After just a couple of puffs, Woodward said, he got so high that he zoned out completely lying on the ground. He said he felt Bernstein get near the sleeping bag, but Woodward was already nodding off.
Some time later, he said, he awoke to a kind of sensation on his legs, which at first he thought was a result of accidentally urinating as he had done in the past, he said. Then, he said, “I saw a hand right on my crotch with my pants unbuckled and he had me” — meaning, Woodward’s penis, “in his hand.” In the other hand, Woodward said, was his phone.

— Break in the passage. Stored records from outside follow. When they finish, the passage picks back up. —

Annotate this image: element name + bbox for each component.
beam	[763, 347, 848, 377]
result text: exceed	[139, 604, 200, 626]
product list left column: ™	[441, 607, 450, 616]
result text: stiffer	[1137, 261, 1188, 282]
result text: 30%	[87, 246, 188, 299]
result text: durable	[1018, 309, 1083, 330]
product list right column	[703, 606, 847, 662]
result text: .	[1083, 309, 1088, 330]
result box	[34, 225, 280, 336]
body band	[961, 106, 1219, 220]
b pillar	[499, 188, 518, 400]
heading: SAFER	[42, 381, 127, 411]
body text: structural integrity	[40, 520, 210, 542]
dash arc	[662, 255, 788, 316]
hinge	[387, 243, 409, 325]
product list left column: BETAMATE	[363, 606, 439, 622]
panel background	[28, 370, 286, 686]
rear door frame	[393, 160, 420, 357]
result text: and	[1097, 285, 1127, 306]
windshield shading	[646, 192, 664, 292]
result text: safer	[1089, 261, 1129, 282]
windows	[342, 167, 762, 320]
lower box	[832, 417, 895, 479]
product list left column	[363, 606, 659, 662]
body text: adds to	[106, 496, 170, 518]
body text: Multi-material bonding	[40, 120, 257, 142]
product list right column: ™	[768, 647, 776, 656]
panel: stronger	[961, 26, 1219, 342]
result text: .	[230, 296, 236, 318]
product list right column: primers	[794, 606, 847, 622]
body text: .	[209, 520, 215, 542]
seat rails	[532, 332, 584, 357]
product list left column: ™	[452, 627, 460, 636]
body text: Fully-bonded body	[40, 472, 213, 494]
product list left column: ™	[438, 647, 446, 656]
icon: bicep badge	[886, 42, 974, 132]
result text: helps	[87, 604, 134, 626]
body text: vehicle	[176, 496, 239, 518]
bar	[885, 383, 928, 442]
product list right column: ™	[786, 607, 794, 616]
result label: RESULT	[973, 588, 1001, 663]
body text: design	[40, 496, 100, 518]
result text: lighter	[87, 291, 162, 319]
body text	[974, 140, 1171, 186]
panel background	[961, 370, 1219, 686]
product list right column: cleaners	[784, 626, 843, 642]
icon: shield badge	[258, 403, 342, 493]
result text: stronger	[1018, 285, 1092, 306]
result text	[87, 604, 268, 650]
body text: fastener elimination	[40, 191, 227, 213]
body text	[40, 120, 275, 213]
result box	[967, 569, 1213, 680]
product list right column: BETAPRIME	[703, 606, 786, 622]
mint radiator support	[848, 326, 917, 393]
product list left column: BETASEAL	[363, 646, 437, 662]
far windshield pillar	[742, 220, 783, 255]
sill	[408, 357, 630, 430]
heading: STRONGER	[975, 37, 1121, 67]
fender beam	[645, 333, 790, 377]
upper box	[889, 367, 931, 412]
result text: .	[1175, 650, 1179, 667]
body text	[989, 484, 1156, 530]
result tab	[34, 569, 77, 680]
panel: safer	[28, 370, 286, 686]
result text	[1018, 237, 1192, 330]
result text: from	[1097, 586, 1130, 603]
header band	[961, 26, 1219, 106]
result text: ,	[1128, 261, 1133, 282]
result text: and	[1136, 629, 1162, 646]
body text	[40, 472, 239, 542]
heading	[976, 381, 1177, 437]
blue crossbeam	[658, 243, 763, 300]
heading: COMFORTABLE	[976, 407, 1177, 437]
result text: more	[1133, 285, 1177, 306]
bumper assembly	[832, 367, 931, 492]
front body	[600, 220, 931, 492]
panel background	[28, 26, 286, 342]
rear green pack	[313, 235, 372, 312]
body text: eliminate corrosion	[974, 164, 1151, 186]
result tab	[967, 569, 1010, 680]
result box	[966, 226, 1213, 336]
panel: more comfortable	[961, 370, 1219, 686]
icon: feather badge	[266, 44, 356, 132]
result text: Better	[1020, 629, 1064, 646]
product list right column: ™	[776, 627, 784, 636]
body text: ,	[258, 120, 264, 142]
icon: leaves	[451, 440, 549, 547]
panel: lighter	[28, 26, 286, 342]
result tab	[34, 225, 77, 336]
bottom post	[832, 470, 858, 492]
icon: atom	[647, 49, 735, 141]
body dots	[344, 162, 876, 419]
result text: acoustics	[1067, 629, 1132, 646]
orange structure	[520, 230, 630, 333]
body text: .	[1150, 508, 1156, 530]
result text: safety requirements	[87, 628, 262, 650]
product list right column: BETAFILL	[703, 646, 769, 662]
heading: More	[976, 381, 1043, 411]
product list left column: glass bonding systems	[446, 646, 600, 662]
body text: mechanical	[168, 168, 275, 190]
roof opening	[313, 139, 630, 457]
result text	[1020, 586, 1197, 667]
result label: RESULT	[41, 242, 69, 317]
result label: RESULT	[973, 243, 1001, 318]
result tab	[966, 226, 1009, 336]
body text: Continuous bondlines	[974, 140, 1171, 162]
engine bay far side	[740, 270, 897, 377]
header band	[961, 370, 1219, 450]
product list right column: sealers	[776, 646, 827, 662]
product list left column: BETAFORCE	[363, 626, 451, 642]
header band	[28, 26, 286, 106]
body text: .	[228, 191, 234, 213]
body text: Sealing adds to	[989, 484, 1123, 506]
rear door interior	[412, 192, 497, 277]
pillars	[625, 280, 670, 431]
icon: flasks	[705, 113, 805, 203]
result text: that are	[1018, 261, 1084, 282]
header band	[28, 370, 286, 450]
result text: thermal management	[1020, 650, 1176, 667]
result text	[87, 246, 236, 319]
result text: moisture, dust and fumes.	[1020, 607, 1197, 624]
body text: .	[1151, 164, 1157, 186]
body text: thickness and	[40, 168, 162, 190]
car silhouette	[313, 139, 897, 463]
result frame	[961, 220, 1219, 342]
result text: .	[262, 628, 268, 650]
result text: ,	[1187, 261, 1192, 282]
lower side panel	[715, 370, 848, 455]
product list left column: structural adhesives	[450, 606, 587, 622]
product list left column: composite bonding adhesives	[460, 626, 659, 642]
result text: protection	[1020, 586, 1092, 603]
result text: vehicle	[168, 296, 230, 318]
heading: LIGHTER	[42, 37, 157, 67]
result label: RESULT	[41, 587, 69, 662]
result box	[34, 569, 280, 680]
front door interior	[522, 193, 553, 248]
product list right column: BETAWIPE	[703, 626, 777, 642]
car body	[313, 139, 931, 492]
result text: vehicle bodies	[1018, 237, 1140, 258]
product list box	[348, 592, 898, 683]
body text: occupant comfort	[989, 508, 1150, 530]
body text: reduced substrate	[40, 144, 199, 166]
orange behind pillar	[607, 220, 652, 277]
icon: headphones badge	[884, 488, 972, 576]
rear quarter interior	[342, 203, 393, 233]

“When I looked at him and saw the light of the phone, I realized what he had in his hand,” Woodward said. “I just came undone. I went into a state of terror and I asked, ‘What are you doing? What are you doing?’” Bernstein’s response, he said at first, was, “Calm down, it’s not a big deal.”
Later, Woodward said Bernstein might also have said the word “outed.”
He believed Bernstein had taken photos and was spreading them, which he said terrified him, especially because his family, and his dad in particular, opposed homosexuality. After wrestling for control of the phone, he pulled out the pocket knife and began stabbing Bernstein. Then he destroyed the phone.
In that moment, he said, he felt “anger like nothing I’d ever felt in my whole life.”
His description of the killing left some in attendance in audible shock. Some could be heard crying, and as Woodward proceeded to describe his efforts to bury the body by hand, Bernstein’s mother, Jeanne Pepper, walked out of the courtroom.
Morrison closed by asking Woodward whether he hated Bernstein either because he was gay or because he was Jewish.
“No, not at all,” he said.
With about half an hour remaining in the day, lead prosecutor Jennifer Walker began her cross examination. She led by getting Woodward to admit that he had created an account on the gay dating app Grindr whose bio read, “All fags and fakers are in for it, get ready to die.”
Walker will continue cross-examination on Monday.